Es war kurz nach Silvester 2024. Johannes hatte eben schmerzhaft erfahren, dass die Hoffnung tatsächlich ganz am Schluss stirbt. Sein Ehemann Sascha war im Krankenhaus an einer Tumorerkrankung gestorben. Festgestellt worden war die Erkrankung im Laufe ihrer Hochzeitsvorbereitungen im Sommer 2022.

Als ich Johannes treffe, ist einer der ersten Sätze, die er zu mir sagt: „Ich dachte nie, dass ich mit 33 Jahren Witwer sein werde.“ und rasch bin ich sehr berührt von dieser unglaublich spürbaren Liebesgeschichte. Die existenziellen Erfahrungen bis zu Saschas Tod, die geprägt waren von der Gleichzeitigkeit von Hoffnung und Leben wollen und dem Vorbereiten auf das, was sie vermeiden wollten, sprudeln nur so aus ihm heraus.

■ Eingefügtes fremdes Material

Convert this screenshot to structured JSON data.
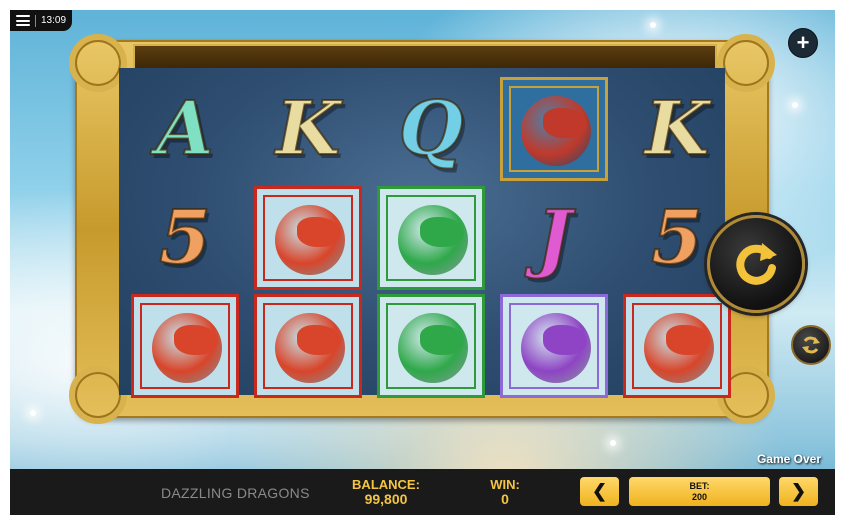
{
  "status_bar": {
    "time": "13:09"
  },
  "reels": {
    "grid": [
      [
        "A",
        "K",
        "Q",
        "red-dragon-gold",
        "K"
      ],
      [
        "5",
        "red-dragon",
        "green-dragon",
        "J",
        "5"
      ],
      [
        "red-dragon",
        "red-dragon",
        "green-dragon",
        "purple-dragon",
        "red-dragon"
      ]
    ],
    "symbol_colors": {
      "A": "#7fe0c4",
      "K": "#e8dca0",
      "Q": "#72cfe6",
      "J": "#e05ad2",
      "5": "#f0a060"
    }
  },
  "labels": {
    "game_over": "Game Over",
    "game_title": "DAZZLING DRAGONS",
    "balance_label": "BALANCE:",
    "balance_value": "99,800",
    "win_label": "WIN:",
    "win_value": "0",
    "bet_label": "BET:",
    "bet_value": "200",
    "bet_prev": "❮",
    "bet_next": "❯",
    "plus": "+"
  },
  "icons": {
    "menu": "menu-icon",
    "plus": "plus-icon",
    "spin": "spin-arrow-icon",
    "autoplay": "autoplay-icon"
  },
  "colors": {
    "accent_gold": "#f4c542",
    "frame_gold": "#d6b04b",
    "bar_bg": "#1a1a1a",
    "red_box": "#c8281e",
    "green_box": "#2f9a3a",
    "purple_box": "#8b6ad8"
  }
}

In unserem Gespräch geht es darum, wie sie als homosexuelles Paar das Eingebundensein in die üblicherweise heteronormative Hilfslandschaft erlebt haben, bzw. wie Johannes dies nun als schwuler Witwer erlebt.

Johannes, wie habt Ihr euch als schwules Paar in der Zeit im Krankenhaus verstanden gefühlt?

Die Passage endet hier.